Tangis Anak yang Memilukan
Perbekel Desa Sidatapa, I Made Sutama, yang menjemput jenazah, menuturkan momen haru saat tiba di rumah duka. “Saat tiba di rumah, melihat anaknya menangis tersedu-sedu, saya benar-benar sedih,” ungkapnya. Anak bungsu KD yang masih duduk di kelas 1 SD tak henti memanggil-manggil ayahnya yang sudah tidak bernyawa.
KD meninggalkan seorang istri dan tiga orang anak.

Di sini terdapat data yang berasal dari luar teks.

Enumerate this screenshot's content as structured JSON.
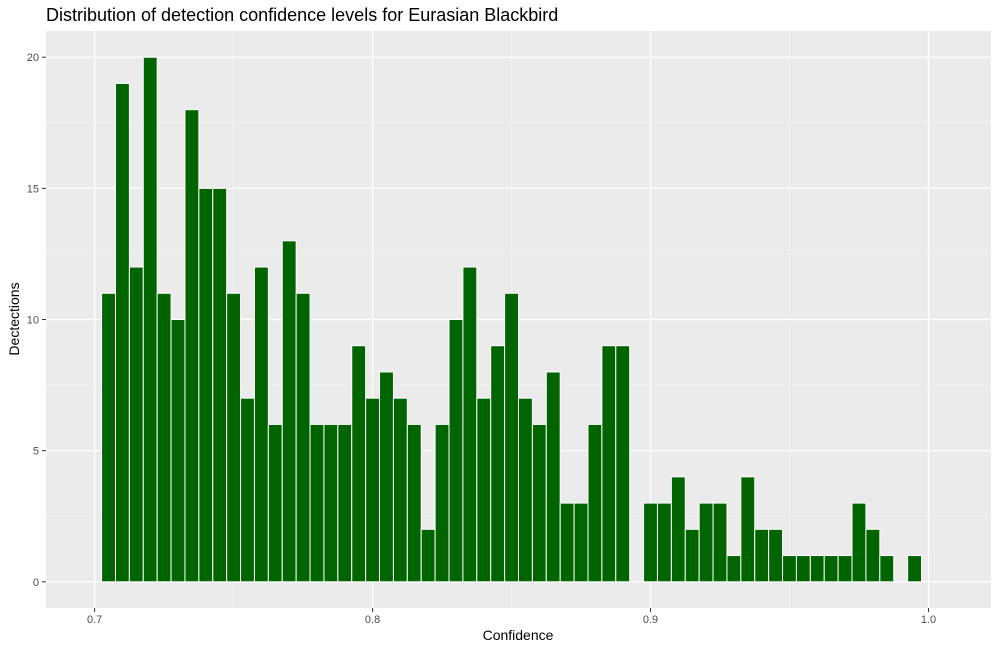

Dua di antaranya masih bersekolah: anak kedua kelas 1 SMA, dan anak ketiga kelas 1 SD. Anak pertama sudah menikah.
Keluarga Pasrah dan Serahkan ke Hukum
Sutama menyebut keluarga korban telah menerima peristiwa ini sebagai musibah dan mempercayakan sepenuhnya proses hukum kepada aparat penegak hukum. Ia menyayangkan tindakan main hakim sendiri yang merenggut nyawa seseorang hanya karena dugaan pencurian ayam.
“Kalau memang bersalah, laporkan ke pihak berwajib. Jangan melakukan main hakim sendiri sampai menghilangkan nyawa orang hanya gara-gara mencuri ayam,” kata Sutama.
Dampak dan Harapan
Peristiwa ini menyisakan duka mendalam bagi keluarga korban, terutama anak-anak yang masih membutuhkan sosok ayah. Sutama berharap kejadian serupa tidak terulang dan masyarakat lebih mengedepankan hukum dalam menyelesaikan masalah. Aparat kepolisian pun tengah menyelidiki kasus ini dan meminta warga yang terlibat untuk menyerahkan diri.
Kasus ini menjadi pengingat bahwa tindakan main hakim sendiri, sekecil apa pun pemicunya, dapat berujung pada hilangnya nyawa dan meninggalkan trauma bagi keluarga yang ditinggalkan.